もちろんアップルのデザインとブランド構築力が優れていることや、主力商品であるiPhoneの粗利益率の高さなどは周知の事実だ。
同社は、アップルミュージック、アップルTV、さらにはiPhoneの最新型への更新などを束にして定期的に定額で売る、著者が「ランドル」(定期的な収入を生む製品・サービスの束)と呼ぶビジネスモデルによって、顧客の購買可否の意思決定回数を減らして(回数が多いと脱落が生じやすく不安定になるのだ)、さらに収益を拡大する余地があると予想する。

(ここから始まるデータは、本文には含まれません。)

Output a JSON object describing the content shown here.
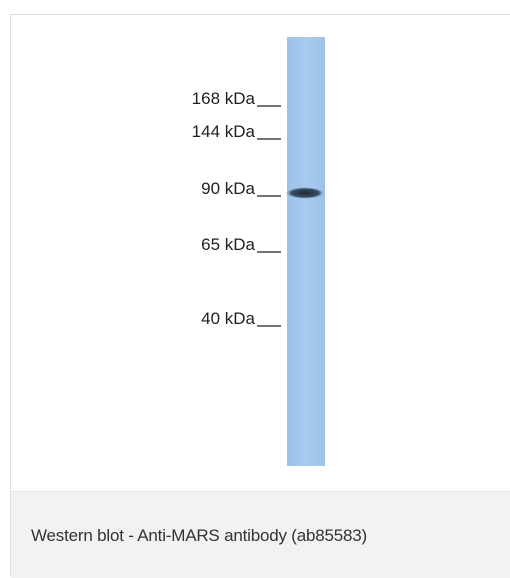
{
  "markers": [
    "168 kDa",
    "144 kDa",
    "90 kDa",
    "65 kDa",
    "40 kDa"
  ],
  "caption": "Western blot - Anti-MARS antibody (ab85583)"
}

GAFA以外にも、ウーバー、テスラ、その他の「+X」に名前が挙がる企業のビジネスについて著者は縦横に論じている。ビジネスパーソンがビジネスについてヒントを求める目的でも読める本だし、アメリカの個別株式に投資している投資家にとっては、企業評価の視点を知るうえで大変お得な本だ。
詳しくは本書を手に取ってほしいが、テスラの株価について、過去著者の見通しが外れたことが正直に語られた後に、ではテスラのどこがすごいのか、それでも現在の株価は高すぎないのか、といった問題が率直に語られている。また、ソフトバンクグループのビジョンファンドが、アメリカのベンチャー投資の世界で、またビジネススクールの教授から、どう見えているかといった興味深い話題もある。
GAFAの色分け、青の騎士と赤の騎士とは?
残りの2つ、GAFAの「G」と「F」についても、もちろん強みが説明されている。端的に言って、この2社は広告のプラットフォームとして広告主にとって便利なのだ。規模ときめ細かさの両方において、オールドメディアに勝ち目はないと著者は指摘する。オールドメディアの広告でブランドを構築しようとする「ブランドの時代」は終わり、今は「プロダクトの時代」なのだ。
そして、コロナ禍の足元で広告費が落ちていても、いずれ経済が回復すれば両者はその恩恵を大いに受けるだろうと予測する。ただし、著者は、グーグルとフェイスブックに対して厳しい。彼はGAFAを「青の騎士」と「赤の騎士」の2色に色分けしていて、「G」と「F」は(邪悪な印象の)赤の騎士の「2大巨頭」として分類されている。
赤の騎士の特徴は、ユーザーが商品であることだ。彼らは、実質的にユーザーのデータを外部に売り渡すビジネスで稼いでいる。「またステイホームのせいでフェイスブックとグーグルを利用する機会が増え、彼らの商品在庫が増えている。そう、ここでの、“商品在庫”とは、あなたのことである」と著者は書いている。「おっしゃるとおり!」と言うしかない。